長孫伯毅不滿道:“黎紹的身體是恢複了健康,可不代表體力也恢複得跟以前一樣。”

“那你去跟黎紹說。”巫寧和淡然道。

長孫伯毅頓時一臉挫敗:“若是跟黎紹說有用,我還站在這兒跟你廢什麽話?”

黎紹對柳子的包容和縱容簡直到了一種天怒人怨的地步,連他說的話都不頂用了,就算他們是朋友這也太過分了吧?黎紹對待雍寧都沒到這種程度!

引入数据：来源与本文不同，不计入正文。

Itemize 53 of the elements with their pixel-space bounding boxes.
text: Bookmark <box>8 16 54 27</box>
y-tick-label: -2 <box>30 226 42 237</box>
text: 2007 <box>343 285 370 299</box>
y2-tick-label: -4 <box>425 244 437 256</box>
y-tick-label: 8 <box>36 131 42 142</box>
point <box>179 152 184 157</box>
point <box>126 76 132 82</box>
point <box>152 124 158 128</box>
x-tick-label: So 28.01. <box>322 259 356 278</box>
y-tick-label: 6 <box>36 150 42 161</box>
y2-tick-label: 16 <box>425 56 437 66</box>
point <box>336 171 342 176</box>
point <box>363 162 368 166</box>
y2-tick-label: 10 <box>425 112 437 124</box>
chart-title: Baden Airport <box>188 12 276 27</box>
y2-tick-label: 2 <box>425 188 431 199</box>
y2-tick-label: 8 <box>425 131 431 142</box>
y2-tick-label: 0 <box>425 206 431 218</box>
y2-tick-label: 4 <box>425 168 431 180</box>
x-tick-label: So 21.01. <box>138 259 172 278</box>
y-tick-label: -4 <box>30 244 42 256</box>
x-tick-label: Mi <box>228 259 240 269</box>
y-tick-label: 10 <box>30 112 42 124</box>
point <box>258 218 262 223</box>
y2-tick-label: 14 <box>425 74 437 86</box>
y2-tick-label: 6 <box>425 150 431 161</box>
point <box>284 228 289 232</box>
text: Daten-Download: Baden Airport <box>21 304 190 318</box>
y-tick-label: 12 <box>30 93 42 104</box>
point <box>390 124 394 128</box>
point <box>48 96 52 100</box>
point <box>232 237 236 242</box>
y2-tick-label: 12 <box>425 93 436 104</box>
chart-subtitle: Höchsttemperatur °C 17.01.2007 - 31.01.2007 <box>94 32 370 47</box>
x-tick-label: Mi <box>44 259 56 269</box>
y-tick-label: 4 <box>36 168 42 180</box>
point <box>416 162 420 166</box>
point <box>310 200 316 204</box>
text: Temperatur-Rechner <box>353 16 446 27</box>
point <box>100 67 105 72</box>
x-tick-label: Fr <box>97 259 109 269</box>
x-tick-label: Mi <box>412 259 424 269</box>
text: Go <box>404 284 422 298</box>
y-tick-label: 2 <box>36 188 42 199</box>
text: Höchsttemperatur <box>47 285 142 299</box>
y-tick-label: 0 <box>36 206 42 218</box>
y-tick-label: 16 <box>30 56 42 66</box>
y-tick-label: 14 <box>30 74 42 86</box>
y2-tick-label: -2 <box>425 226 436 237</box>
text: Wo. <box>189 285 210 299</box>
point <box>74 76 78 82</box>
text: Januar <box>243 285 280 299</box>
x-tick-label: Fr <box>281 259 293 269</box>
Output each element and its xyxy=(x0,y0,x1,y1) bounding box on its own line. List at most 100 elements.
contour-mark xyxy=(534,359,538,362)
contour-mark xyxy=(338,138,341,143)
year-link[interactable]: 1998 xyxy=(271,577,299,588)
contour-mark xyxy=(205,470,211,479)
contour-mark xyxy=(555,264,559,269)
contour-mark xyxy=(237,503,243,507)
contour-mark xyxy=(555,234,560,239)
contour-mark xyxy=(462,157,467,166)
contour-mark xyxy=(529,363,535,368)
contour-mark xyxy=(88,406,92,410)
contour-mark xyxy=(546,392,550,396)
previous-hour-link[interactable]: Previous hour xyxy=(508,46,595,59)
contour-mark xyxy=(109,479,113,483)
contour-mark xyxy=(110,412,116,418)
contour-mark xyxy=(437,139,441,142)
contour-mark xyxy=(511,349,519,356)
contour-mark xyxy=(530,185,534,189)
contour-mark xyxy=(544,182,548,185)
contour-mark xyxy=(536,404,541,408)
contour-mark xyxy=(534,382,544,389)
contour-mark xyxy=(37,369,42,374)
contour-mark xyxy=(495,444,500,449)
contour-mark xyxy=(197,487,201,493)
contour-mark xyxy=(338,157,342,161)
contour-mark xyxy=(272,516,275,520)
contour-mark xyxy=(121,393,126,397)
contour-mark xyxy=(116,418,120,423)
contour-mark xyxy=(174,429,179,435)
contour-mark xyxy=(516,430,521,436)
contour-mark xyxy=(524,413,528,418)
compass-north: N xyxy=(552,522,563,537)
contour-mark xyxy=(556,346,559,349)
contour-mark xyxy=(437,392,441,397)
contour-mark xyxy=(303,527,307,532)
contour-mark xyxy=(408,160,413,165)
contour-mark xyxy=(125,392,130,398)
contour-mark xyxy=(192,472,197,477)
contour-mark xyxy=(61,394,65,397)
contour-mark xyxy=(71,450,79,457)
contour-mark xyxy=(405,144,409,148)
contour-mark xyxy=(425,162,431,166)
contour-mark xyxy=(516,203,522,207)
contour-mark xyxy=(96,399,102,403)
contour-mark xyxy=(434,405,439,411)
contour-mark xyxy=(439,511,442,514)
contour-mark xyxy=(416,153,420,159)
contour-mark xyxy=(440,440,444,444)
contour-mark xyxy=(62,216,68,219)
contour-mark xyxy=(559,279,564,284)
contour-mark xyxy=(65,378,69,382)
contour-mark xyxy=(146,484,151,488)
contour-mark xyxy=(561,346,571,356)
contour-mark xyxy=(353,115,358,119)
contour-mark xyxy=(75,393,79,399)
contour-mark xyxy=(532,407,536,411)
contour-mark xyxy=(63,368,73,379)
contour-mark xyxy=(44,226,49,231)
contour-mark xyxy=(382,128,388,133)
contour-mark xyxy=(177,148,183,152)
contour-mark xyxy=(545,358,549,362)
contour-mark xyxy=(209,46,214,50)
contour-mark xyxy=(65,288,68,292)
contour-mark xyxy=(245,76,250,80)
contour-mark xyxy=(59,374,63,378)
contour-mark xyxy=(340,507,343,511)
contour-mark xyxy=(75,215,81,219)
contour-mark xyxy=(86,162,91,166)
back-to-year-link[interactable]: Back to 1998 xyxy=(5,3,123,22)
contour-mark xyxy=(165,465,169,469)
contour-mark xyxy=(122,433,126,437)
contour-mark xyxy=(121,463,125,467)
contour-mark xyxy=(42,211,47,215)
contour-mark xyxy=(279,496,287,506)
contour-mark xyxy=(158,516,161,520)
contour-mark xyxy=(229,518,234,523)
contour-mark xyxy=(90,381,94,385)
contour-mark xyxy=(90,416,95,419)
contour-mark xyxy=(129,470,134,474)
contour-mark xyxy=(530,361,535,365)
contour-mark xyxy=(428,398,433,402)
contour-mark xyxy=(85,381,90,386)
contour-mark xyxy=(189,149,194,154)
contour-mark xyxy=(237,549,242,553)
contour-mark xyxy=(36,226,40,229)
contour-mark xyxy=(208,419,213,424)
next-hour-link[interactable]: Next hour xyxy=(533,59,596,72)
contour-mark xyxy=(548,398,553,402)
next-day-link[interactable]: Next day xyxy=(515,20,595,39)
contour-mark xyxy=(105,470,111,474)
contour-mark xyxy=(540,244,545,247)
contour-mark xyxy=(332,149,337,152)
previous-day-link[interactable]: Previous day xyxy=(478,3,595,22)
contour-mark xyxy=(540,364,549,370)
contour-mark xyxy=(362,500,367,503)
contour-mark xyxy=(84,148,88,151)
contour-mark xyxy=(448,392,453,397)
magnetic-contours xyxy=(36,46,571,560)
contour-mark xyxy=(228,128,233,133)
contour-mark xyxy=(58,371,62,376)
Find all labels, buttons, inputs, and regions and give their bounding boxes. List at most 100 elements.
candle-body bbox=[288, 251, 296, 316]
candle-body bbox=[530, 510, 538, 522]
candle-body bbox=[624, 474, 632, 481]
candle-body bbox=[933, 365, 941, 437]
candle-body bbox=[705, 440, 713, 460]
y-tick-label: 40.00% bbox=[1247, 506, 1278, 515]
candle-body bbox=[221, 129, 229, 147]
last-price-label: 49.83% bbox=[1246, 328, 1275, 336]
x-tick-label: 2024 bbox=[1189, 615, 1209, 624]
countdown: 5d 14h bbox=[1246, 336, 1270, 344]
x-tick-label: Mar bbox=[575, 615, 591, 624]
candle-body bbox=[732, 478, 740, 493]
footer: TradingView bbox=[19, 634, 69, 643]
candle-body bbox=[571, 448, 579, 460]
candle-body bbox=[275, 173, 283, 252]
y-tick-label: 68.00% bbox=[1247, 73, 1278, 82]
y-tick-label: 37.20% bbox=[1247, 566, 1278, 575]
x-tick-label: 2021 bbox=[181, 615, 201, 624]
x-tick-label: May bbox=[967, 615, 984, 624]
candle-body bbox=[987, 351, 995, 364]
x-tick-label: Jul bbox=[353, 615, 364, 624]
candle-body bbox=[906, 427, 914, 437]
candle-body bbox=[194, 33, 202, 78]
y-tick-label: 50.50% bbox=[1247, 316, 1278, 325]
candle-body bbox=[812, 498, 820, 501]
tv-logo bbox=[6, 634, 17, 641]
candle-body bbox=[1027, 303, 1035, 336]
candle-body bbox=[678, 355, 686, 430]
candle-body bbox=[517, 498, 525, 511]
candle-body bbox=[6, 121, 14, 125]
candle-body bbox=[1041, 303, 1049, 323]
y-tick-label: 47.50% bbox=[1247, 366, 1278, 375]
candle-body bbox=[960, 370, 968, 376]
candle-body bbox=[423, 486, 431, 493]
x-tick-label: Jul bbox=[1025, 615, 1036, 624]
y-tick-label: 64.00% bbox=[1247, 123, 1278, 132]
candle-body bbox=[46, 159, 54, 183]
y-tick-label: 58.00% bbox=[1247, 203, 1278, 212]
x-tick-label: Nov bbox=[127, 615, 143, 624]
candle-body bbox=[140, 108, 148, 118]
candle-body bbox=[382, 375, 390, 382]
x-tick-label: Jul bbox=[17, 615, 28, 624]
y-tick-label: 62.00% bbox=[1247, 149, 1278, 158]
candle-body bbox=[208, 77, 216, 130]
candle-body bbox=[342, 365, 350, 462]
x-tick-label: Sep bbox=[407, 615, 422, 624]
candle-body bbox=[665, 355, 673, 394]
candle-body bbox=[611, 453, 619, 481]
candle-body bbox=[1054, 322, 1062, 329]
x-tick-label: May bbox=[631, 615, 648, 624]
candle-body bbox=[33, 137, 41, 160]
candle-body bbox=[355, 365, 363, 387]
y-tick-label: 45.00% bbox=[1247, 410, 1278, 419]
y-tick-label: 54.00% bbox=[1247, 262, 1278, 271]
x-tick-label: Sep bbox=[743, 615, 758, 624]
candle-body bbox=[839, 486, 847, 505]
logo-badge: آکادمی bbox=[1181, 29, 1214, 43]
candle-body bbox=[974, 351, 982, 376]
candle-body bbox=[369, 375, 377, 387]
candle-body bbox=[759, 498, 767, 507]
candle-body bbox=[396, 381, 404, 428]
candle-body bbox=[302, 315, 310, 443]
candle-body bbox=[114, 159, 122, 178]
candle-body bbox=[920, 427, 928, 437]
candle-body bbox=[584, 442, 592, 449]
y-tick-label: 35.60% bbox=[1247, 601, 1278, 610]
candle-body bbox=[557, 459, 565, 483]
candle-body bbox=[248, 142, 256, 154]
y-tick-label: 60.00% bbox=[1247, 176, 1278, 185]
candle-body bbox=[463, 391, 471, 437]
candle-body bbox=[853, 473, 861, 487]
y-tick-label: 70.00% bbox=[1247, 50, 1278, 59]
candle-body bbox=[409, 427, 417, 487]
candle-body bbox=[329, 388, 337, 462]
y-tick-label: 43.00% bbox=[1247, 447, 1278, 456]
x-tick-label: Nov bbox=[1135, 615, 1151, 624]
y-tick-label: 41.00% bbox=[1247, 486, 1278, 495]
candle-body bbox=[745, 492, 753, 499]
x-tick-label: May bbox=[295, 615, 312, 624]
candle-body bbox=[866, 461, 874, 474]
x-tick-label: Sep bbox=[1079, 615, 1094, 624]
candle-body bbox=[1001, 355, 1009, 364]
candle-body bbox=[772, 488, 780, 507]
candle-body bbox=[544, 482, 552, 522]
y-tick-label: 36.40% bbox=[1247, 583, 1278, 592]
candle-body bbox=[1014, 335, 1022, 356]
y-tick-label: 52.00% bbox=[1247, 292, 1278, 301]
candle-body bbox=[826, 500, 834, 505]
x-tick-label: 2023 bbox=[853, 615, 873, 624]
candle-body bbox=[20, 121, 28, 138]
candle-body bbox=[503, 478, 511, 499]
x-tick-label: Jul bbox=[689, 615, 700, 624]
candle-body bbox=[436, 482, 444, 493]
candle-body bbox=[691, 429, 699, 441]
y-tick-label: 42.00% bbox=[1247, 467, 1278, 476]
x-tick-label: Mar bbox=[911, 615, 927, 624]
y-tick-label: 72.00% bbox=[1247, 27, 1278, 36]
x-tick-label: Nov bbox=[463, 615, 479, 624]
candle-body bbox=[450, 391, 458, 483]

巫寧和不冷不熱地說道:“我的王夫開心,我為什麽要管?”

長孫伯毅氣得只能幹瞪眼:“這破桃花有什麽可看的?”

這桃花年年開,年年都這樣,還值得柳子這麽歡天喜地?

巫寧和的眼神一閃,沉聲道:“丁靈國裏沒有。”

“那送你一些。”長孫伯毅不假思索道。

巫寧和看傻子似的看了長孫伯毅一眼:“若養得活,我還等着你送嗎?”

他背着柳子偷偷試過很多次,卻一次都沒有成功。

長孫伯毅一愣,這才想起丁靈國那樣的地方确實不太适合。

想了想,長孫伯毅又道:“送你幾個皇宮裏的花匠。”

巫寧和冷聲道:“丁靈國不缺花匠。”

長孫伯毅冷哼一聲:“丁靈國的花匠養的是丁靈國的花,這裏的花匠養的是這裏的花,能一樣嗎?”

而且皇宮裏的花匠是聽慣了皇室成員諸多無理要求的,他們養花的技術那可是尋常花匠望塵莫及的。

聽了這話,巫寧和覺得有幾分道理,偏頭看了看長孫伯毅,又問道:“這算是同盟協議裏的一條?”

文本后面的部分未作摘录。